Nul besoin d‟être un spécialiste de l‟univers de la mode pour s‟apercevoir que les mannequins y

sont toujours de plus en plus jeunes et de plus en plus minces, et que l‟anorexie lui est

consubstantielle. Parmi d‟autres, le témoignage de Georgina Wilkin (25), peut nous le confirmer :

« Mon agent me disait que j'étais superbe quand je n'avais pas mangé pendant deux jours. À un

moment donné, je suis arrivée à un tel stade que j'ai été hospitalisée, et quelques semaines plus

tard, j'étais embauchée pour une publicité Prada. » Et il ne s‟agit en aucune façon d‟un cas

aberrant. Si l‟on souhaite invoquer un cas extrême, celui d‟Isabelle Caro est tout indiqué. Cet

ancien mannequin et comédienne française pesait 25 kg pour 1,65 cm. La photo montrant son

corps nu décharné, dans le cadre d'une campagne contre l'anorexie, avait créé la polémique en

2007. Trois ans plus tard, la maladie qui l‟habitait déjà depuis l‟âge de treize ans l‟emportait. Elle

n‟avait alors que 28 ans.

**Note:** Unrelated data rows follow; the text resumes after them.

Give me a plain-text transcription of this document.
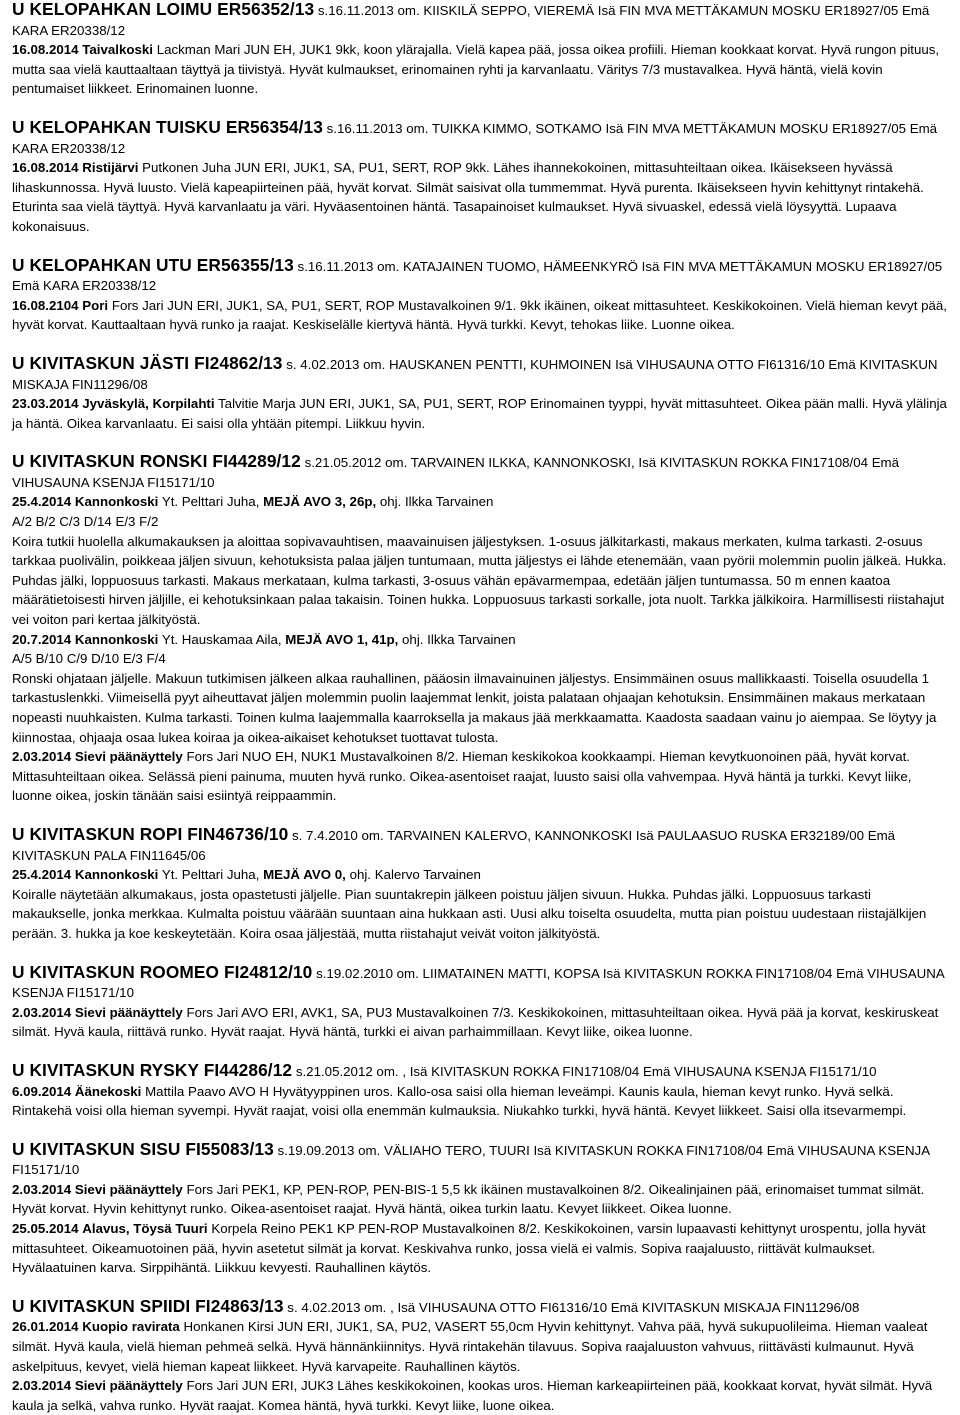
U KELOPAHKAN LOIMU ER56352/13 s.16.11.2013 om. KIISKILÄ SEPPO, VIEREMÄ Isä FIN MVA METTÄKAMUN MOSKU ER18927/05 Emä KARA ER20338/12

16.08.2014 Taivalkoski Lackman Mari JUN EH, JUK1 9kk, koon ylärajalla. Vielä kapea pää, jossa oikea profiili. Hieman kookkaat korvat. Hyvä rungon pituus, mutta saa vielä kauttaaltaan täyttyä ja tiivistyä. Hyvät kulmaukset, erinomainen ryhti ja karvanlaatu. Väritys 7/3 mustavalkea. Hyvä häntä, vielä kovin pentumaiset liikkeet. Erinomainen luonne.

U KELOPAHKAN TUISKU ER56354/13 s.16.11.2013 om. TUIKKA KIMMO, SOTKAMO Isä FIN MVA METTÄKAMUN MOSKU ER18927/05 Emä KARA ER20338/12

16.08.2014 Ristijärvi Putkonen Juha JUN ERI, JUK1, SA, PU1, SERT, ROP 9kk. Lähes ihannekokoinen, mittasuhteiltaan oikea. Ikäisekseen hyvässä lihaskunnossa. Hyvä luusto. Vielä kapeapiirteinen pää, hyvät korvat. Silmät saisivat olla tummemmat. Hyvä purenta. Ikäisekseen hyvin kehittynyt rintakehä. Eturinta saa vielä täyttyä. Hyvä karvanlaatu ja väri. Hyväasentoinen häntä. Tasapainoiset kulmaukset. Hyvä sivuaskel, edessä vielä löysyyttä. Lupaava kokonaisuus.

U KELOPAHKAN UTU ER56355/13 s.16.11.2013 om. KATAJAINEN TUOMO, HÄMEENKYRÖ Isä FIN MVA METTÄKAMUN MOSKU ER18927/05 Emä KARA ER20338/12

16.08.2104 Pori Fors Jari JUN ERI, JUK1, SA, PU1, SERT, ROP Mustavalkoinen 9/1. 9kk ikäinen, oikeat mittasuhteet. Keskikokoinen. Vielä hieman kevyt pää, hyvät korvat. Kauttaaltaan hyvä runko ja raajat. Keskiselälle kiertyvä häntä. Hyvä turkki. Kevyt, tehokas liike. Luonne oikea.

U KIVITASKUN JÄSTI FI24862/13 s. 4.02.2013 om. HAUSKANEN PENTTI, KUHMOINEN Isä VIHUSAUNA OTTO FI61316/10 Emä KIVITASKUN MISKAJA FIN11296/08

23.03.2014 Jyväskylä, Korpilahti Talvitie Marja JUN ERI, JUK1, SA, PU1, SERT, ROP Erinomainen tyyppi, hyvät mittasuhteet. Oikea pään malli. Hyvä ylälinja ja häntä. Oikea karvanlaatu. Ei saisi olla yhtään pitempi. Liikkuu hyvin.

U KIVITASKUN RONSKI FI44289/12 s.21.05.2012 om. TARVAINEN ILKKA, KANNONKOSKI, Isä KIVITASKUN ROKKA FIN17108/04 Emä VIHUSAUNA KSENJA FI15171/10

25.4.2014 Kannonkoski Yt. Pelttari Juha, MEJÄ AVO 3, 26p, ohj. Ilkka Tarvainen

A/2 B/2 C/3 D/14 E/3 F/2

Koira tutkii huolella alkumakauksen ja aloittaa sopivavauhtisen, maavainuisen jäljestyksen. 1-osuus jälkitarkasti, makaus merkaten, kulma tarkasti. 2-osuus tarkkaa puolivälin, poikkeaa jäljen sivuun, kehotuksista palaa jäljen tuntumaan, mutta jäljestys ei lähde etenemään, vaan pyörii molemmin puolin jälkeä. Hukka. Puhdas jälki, loppuosuus tarkasti. Makaus merkataan, kulma tarkasti, 3-osuus vähän epävarmempaa, edetään jäljen tuntumassa. 50 m ennen kaatoa määrätietoisesti hirven jäljille, ei kehotuksinkaan palaa takaisin. Toinen hukka. Loppuosuus tarkasti sorkalle, jota nuolt. Tarkka jälkikoira. Harmillisesti riistahajut vei voiton pari kertaa jälkityöstä.

20.7.2014 Kannonkoski Yt. Hauskamaa Aila, MEJÄ AVO 1, 41p, ohj. Ilkka Tarvainen

A/5 B/10 C/9 D/10 E/3 F/4

Ronski ohjataan jäljelle. Makuun tutkimisen jälkeen alkaa rauhallinen, pääosin ilmavainuinen jäljestys. Ensimmäinen osuus mallikkaasti. Toisella osuudella 1 tarkastuslenkki. Viimeisellä pyyt aiheuttavat jäljen molemmin puolin laajemmat lenkit, joista palataan ohjaajan kehotuksin. Ensimmäinen makaus merkataan nopeasti nuuhkaisten. Kulma tarkasti. Toinen kulma laajemmalla kaarroksella ja makaus jää merkkaamatta. Kaadosta saadaan vainu jo aiempaa. Se löytyy ja kiinnostaa, ohjaaja osaa lukea koiraa ja oikea-aikaiset kehotukset tuottavat tulosta.

2.03.2014 Sievi päänäyttely Fors Jari NUO EH, NUK1 Mustavalkoinen 8/2. Hieman keskikokoa kookkaampi. Hieman kevytkuonoinen pää, hyvät korvat. Mittasuhteiltaan oikea. Selässä pieni painuma, muuten hyvä runko. Oikea-asentoiset raajat, luusto saisi olla vahvempaa. Hyvä häntä ja turkki. Kevyt liike, luonne oikea, joskin tänään saisi esiintyä reippaammin.

U KIVITASKUN ROPI FIN46736/10 s. 7.4.2010 om. TARVAINEN KALERVO, KANNONKOSKI Isä PAULAASUO RUSKA ER32189/00 Emä KIVITASKUN PALA FIN11645/06

25.4.2014 Kannonkoski Yt. Pelttari Juha, MEJÄ AVO 0, ohj. Kalervo Tarvainen

Koiralle näytetään alkumakaus, josta opastetusti jäljelle. Pian suuntakrepin jälkeen poistuu jäljen sivuun. Hukka. Puhdas jälki. Loppuosuus tarkasti makaukselle, jonka merkkaa. Kulmalta poistuu väärään suuntaan aina hukkaan asti. Uusi alku toiselta osuudelta, mutta pian poistuu uudestaan riistajälkijen perään. 3. hukka ja koe keskeytetään. Koira osaa jäljestää, mutta riistahajut veivät voiton jälkityöstä.

U KIVITASKUN ROOMEO FI24812/10 s.19.02.2010 om. LIIMATAINEN MATTI, KOPSA Isä KIVITASKUN ROKKA FIN17108/04 Emä VIHUSAUNA KSENJA FI15171/10

2.03.2014 Sievi päänäyttely Fors Jari AVO ERI, AVK1, SA, PU3 Mustavalkoinen 7/3. Keskikokoinen, mittasuhteiltaan oikea. Hyvä pää ja korvat, keskiruskeat silmät. Hyvä kaula, riittävä runko. Hyvät raajat. Hyvä häntä, turkki ei aivan parhaimmillaan. Kevyt liike, oikea luonne.

U KIVITASKUN RYSKY FI44286/12 s.21.05.2012 om. , Isä KIVITASKUN ROKKA FIN17108/04 Emä VIHUSAUNA KSENJA FI15171/10

6.09.2014 Äänekoski Mattila Paavo AVO H Hyvätyyppinen uros. Kallo-osa saisi olla hieman leveämpi. Kaunis kaula, hieman kevyt runko. Hyvä selkä. Rintakehä voisi olla hieman syvempi. Hyvät raajat, voisi olla enemmän kulmauksia. Niukahko turkki, hyvä häntä. Kevyet liikkeet. Saisi olla itsevarmempi.

U KIVITASKUN SISU FI55083/13 s.19.09.2013 om. VÄLIAHO TERO, TUURI Isä KIVITASKUN ROKKA FIN17108/04 Emä VIHUSAUNA KSENJA FI15171/10

2.03.2014 Sievi päänäyttely Fors Jari PEK1, KP, PEN-ROP, PEN-BIS-1 5,5 kk ikäinen mustavalkoinen 8/2. Oikealinjainen pää, erinomaiset tummat silmät. Hyvät korvat. Hyvin kehittynyt runko. Oikea-asentoiset raajat. Hyvä häntä, oikea turkin laatu. Kevyet liikkeet. Oikea luonne.

25.05.2014 Alavus, Töysä Tuuri Korpela Reino PEK1 KP PEN-ROP Mustavalkoinen 8/2. Keskikokoinen, varsin lupaavasti kehittynyt urospentu, jolla hyvät mittasuhteet. Oikeamuotoinen pää, hyvin asetetut silmät ja korvat. Keskivahva runko, jossa vielä ei valmis. Sopiva raajaluusto, riittävät kulmaukset. Hyvälaatuinen karva. Sirppihäntä. Liikkuu kevyesti. Rauhallinen käytös.

U KIVITASKUN SPIIDI FI24863/13 s. 4.02.2013 om. , Isä VIHUSAUNA OTTO FI61316/10 Emä KIVITASKUN MISKAJA FIN11296/08

26.01.2014 Kuopio ravirata Honkanen Kirsi JUN ERI, JUK1, SA, PU2, VASERT 55,0cm Hyvin kehittynyt. Vahva pää, hyvä sukupuolileima. Hieman vaaleat silmät. Hyvä kaula, vielä hieman pehmeä selkä. Hyvä hännänkiinnitys. Hyvä rintakehän tilavuus. Sopiva raajaluuston vahvuus, riittävästi kulmaunut. Hyvä askelpituus, kevyet, vielä hieman kapeat liikkeet. Hyvä karvapeite. Rauhallinen käytös.

2.03.2014 Sievi päänäyttely Fors Jari JUN ERI, JUK3 Lähes keskikokoinen, kookas uros. Hieman karkeapiirteinen pää, kookkaat korvat, hyvät silmät. Hyvä kaula ja selkä, vahva runko. Hyvät raajat. Komea häntä, hyvä turkki. Kevyt liike, luone oikea.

Etre obligé de mobiliser ce mannequin nu, au corps proprement

squelettique, pour moraliser le secteur de la mode et détourner les jeunes filles du culte de la

maigreur en dit long sur la gravité du phénomène. La charte d‟engagement volontaire sur l‟image

du corps et contre l‟anorexie d‟avril 2008 n‟ayant pas donné les résultats escomptés ; en avril

2015 le législateur a voulu franchir une étape supplémentaire en punissant l‟emploi par une

agence d‟un mannequin trop maigre d‟une peine d‟emprisonnement de six mois et d'une amende

de 75. 000 euros. En réalité, il ne s‟agit pas tant de protéger les mannequins que leurs supposés

émules. L‟exposé des motifs stipule ainsi : « Les images du corps valorisant de façon excessive la

minceur ou la maigreur et stigmatisant les rondeurs contribuent indéniablement au mal-être, en

particulier chez de nombreuses jeunes filles. Or l'apparence de certains mannequins contribue à

diffuser des stéréotypes potentiellement dangereux pour les populations fragiles. » Si l‟on

comprend sans peine que les représentants d‟une société qui n‟ignorent rien du caractère artificiel

du monde de la mode, ni de la dangerosité des conduites anorexiques qu‟il encourage, ne

veuillent pas être accusés d‟étendre ses critères exorbitants à l‟ensemble de la population

française, l‟instituant garant et dépositaire des canons de la beauté féminine, on ne pourra que

s‟interroger sur la pertinence de la répression.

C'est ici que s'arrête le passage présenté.